Kemudian, empat korban yang ditemukan selamat, yaitu warga Banjar Ambengan atas nama Kadek Witana (45), Made Putra (76), Nyoman Mudra (73), dan Putu Suami (72). Sementara untuk korban meninggal dunia bernama Dewa Ketut Adi Suarjaya (55), warga Banjar Santal.
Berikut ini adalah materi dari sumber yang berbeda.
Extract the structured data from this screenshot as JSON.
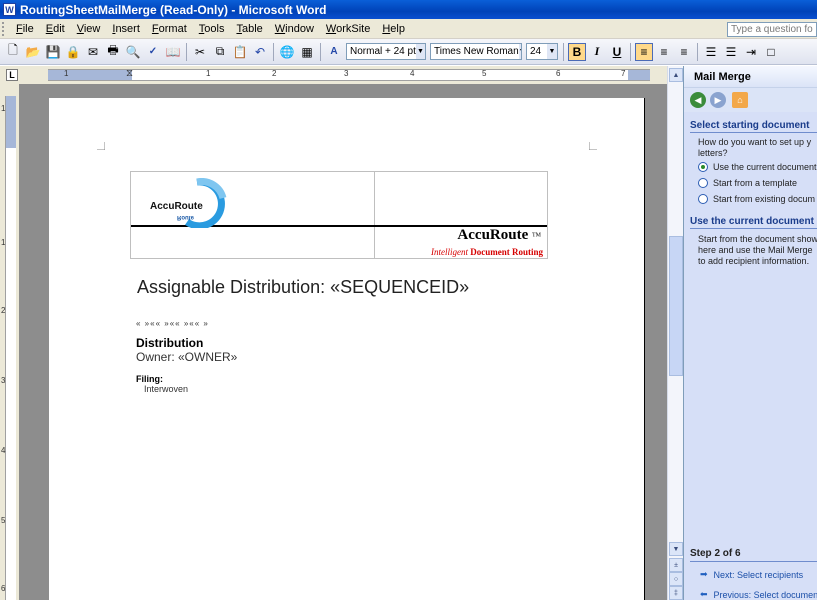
{
  "window": {
    "title": "RoutingSheetMailMerge (Read-Only) - Microsoft Word",
    "app_icon": "W"
  },
  "menu": {
    "items": [
      "File",
      "Edit",
      "View",
      "Insert",
      "Format",
      "Tools",
      "Table",
      "Window",
      "WorkSite",
      "Help"
    ],
    "ask_placeholder": "Type a question fo"
  },
  "toolbar": {
    "style": "Normal + 24 pt",
    "font": "Times New Roman",
    "size": "24",
    "bold": "B",
    "italic": "I",
    "underline": "U"
  },
  "ruler": {
    "numbers": [
      "1",
      "1",
      "2",
      "3",
      "4",
      "5",
      "6",
      "7"
    ],
    "v_numbers": [
      "1",
      "1",
      "2",
      "3",
      "4",
      "5",
      "6"
    ]
  },
  "document": {
    "brand_name": "AccuRoute",
    "brand_tm": "TM",
    "brand_tag_italic": "Intelligent",
    "brand_tag_bold": "Document Routing",
    "title": "Assignable Distribution: «SEQUENCEID»",
    "fields": "« »«« »«« »«« »",
    "distribution_heading": "Distribution",
    "owner_line": "Owner: «OWNER»",
    "filing_heading": "Filing:",
    "filing_value": "Interwoven"
  },
  "taskpane": {
    "title": "Mail Merge",
    "section1": "Select starting document",
    "question": [
      "How do you want to set up y",
      "letters?"
    ],
    "options": [
      "Use the current document",
      "Start from a template",
      "Start from existing docum"
    ],
    "selected_option": 0,
    "section2": "Use the current document",
    "description": [
      "Start from the document show",
      "here and use the Mail Merge",
      "to add recipient information."
    ],
    "step": "Step 2 of 6",
    "next_link": "Next: Select recipients",
    "prev_link": "Previous: Select documen"
  },
  "colors": {
    "titlebar": "#0a5fd8",
    "taskpane_bg": "#d6dff7",
    "brand_red": "#d60000",
    "link": "#1b4fa8"
  }
}
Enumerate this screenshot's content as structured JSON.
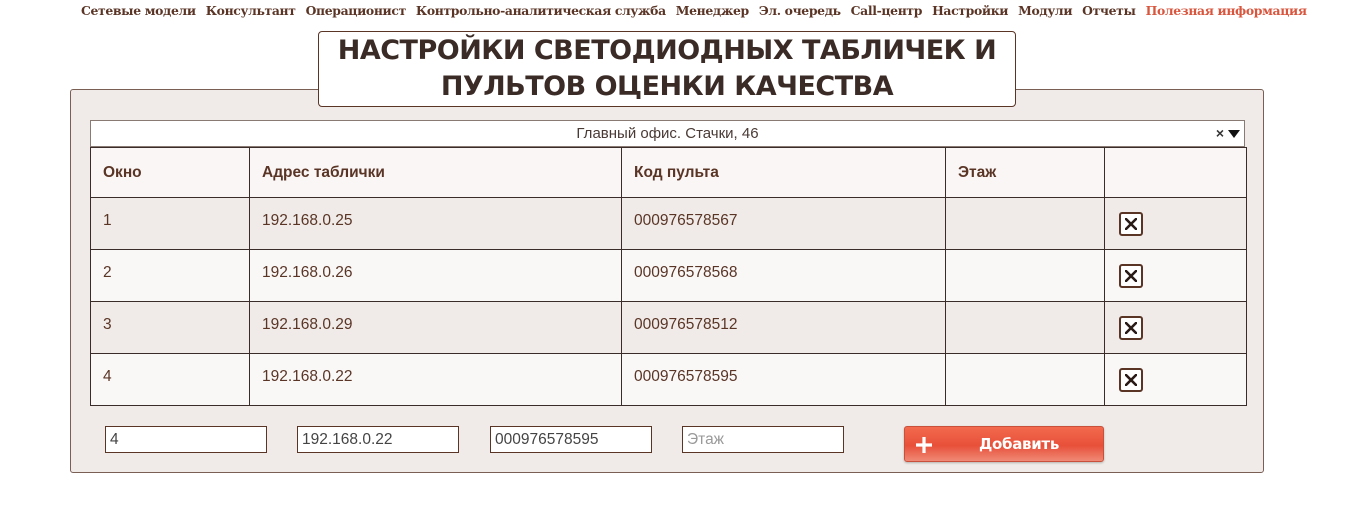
{
  "nav": {
    "items": [
      "Сетевые модели",
      "Консультант",
      "Операционист",
      "Контрольно-аналитическая служба",
      "Менеджер",
      "Эл. очередь",
      "Call-центр",
      "Настройки",
      "Модули",
      "Отчеты",
      "Полезная информация"
    ],
    "active_item": "Полезная информация",
    "accent_color": "#d9563e"
  },
  "page": {
    "title": "НАСТРОЙКИ СВЕТОДИОДНЫХ ТАБЛИЧЕК И\nПУЛЬТОВ ОЦЕНКИ КАЧЕСТВА"
  },
  "office_select": {
    "value": "Главный офис. Стачки, 46",
    "clear_symbol": "×"
  },
  "table": {
    "headers": [
      "Окно",
      "Адрес таблички",
      "Код пульта",
      "Этаж",
      ""
    ],
    "rows": [
      {
        "window": "1",
        "address": "192.168.0.25",
        "code": "000976578567",
        "floor": ""
      },
      {
        "window": "2",
        "address": "192.168.0.26",
        "code": "000976578568",
        "floor": ""
      },
      {
        "window": "3",
        "address": "192.168.0.29",
        "code": "000976578512",
        "floor": ""
      },
      {
        "window": "4",
        "address": "192.168.0.22",
        "code": "000976578595",
        "floor": ""
      }
    ]
  },
  "add_form": {
    "window_value": "4",
    "address_value": "192.168.0.22",
    "code_value": "000976578595",
    "floor_value": "",
    "floor_placeholder": "Этаж",
    "add_label": "Добавить"
  },
  "icons": {
    "delete": "close-x-icon",
    "add": "plus-icon"
  }
}
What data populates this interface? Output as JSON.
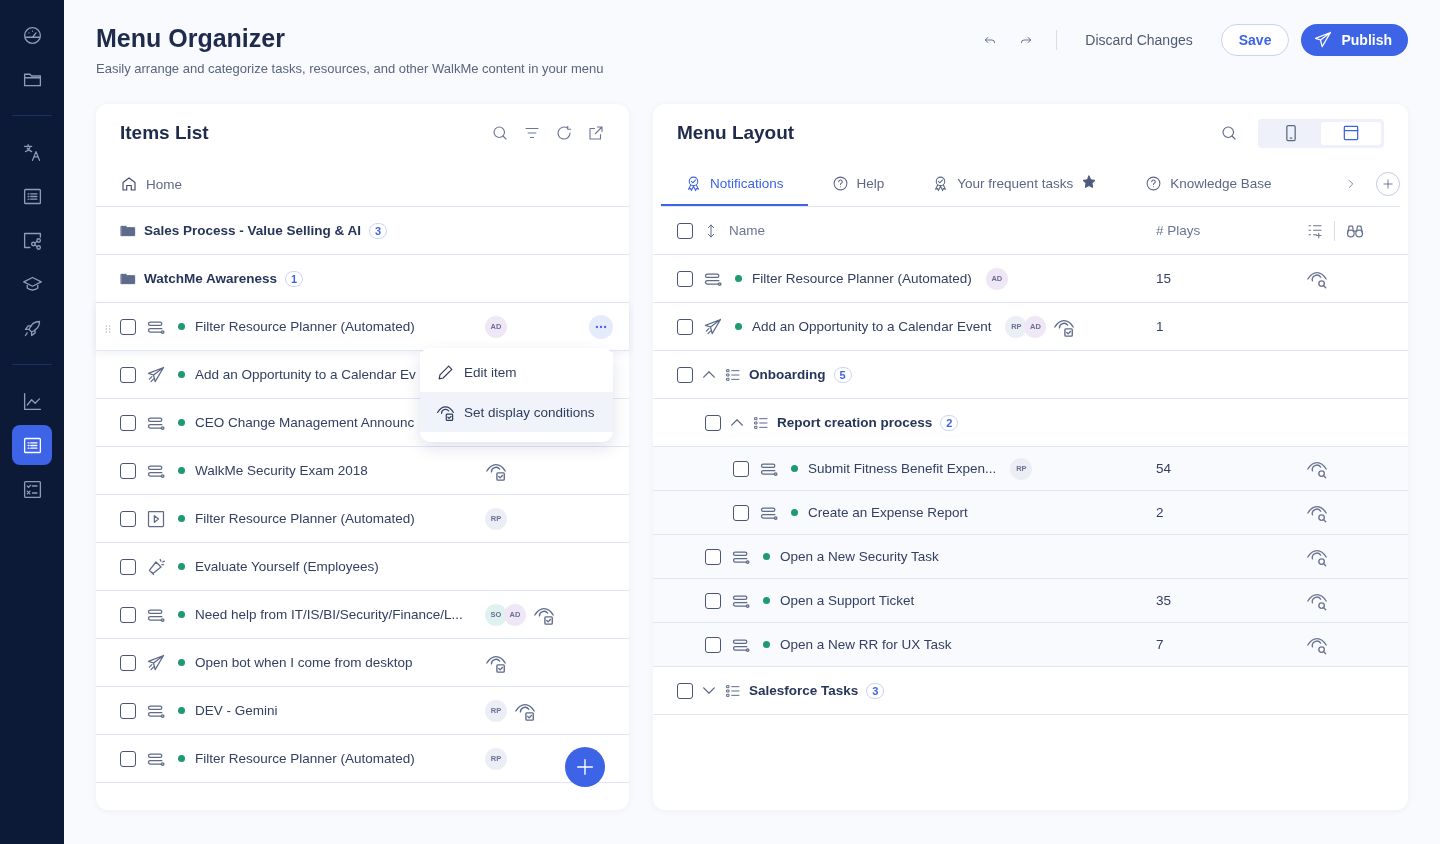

Kalaksa BPBD Bali menjelaskan sejak 12 jam terakhir situasi kebencanaan sudah menunjukkan banyak kejadian, terutama di Kabupaten Buleleng. Terhitung sejak pukul 18.00-06.00 Wita, terdapat 19 kejadian, yaitu banjir bandang di Desa Banjar, banjir di Desa Pancasari, banjir di Desa Kayuputih, banjir di Desa Bubunan, banjir di Desa Dencarik, banjir di Desa Tampekan, banjir di Desa Gobleg, banjir di Desa Pedawa, dan banjir di Desa Lemukih.

Tim sar gabungan saat melakukan pencarian korban tersapu banjir bandang di Desa Banjar, Buleleng, Denpasar, Sabtu, 7 Maret 2026. ANTARA/HO-Basarnas Bali
Selain itu, cuaca ekstrem juga menyebabkan tanah longsor dan pohon tumbang di Buleleng. Beberapa lokasi terdampak, yaitu longsor di bawah Shortcut KM 18, Desa Gitgit, sandaran longsor menimpa rumah warga di Desa Bestala, longsor menutupi Jalan Raya Singaraja-Denpasar, longsor di Desa Banyuseri.
Selanjutnya, sandaran longsor menimpa rumah warga di Desa Bestala, jembatan usaha tani putus di Desa Bestala, tanggul jebol di Desa Kalianget, rumah rusak akibat hujan dan angin kencang di Desa Bestala, jembatan Tukad Pengangkidan Jebol di Desa Pedawa, dan pohon tumbang di Desa Busungbiu.
Masyarakat diminta tetap waspada mengingat Bibit Siklon Tropis 90S, 93S, dan 92P masih dapat memberikan dampak tidak langsung di wilayah Bali.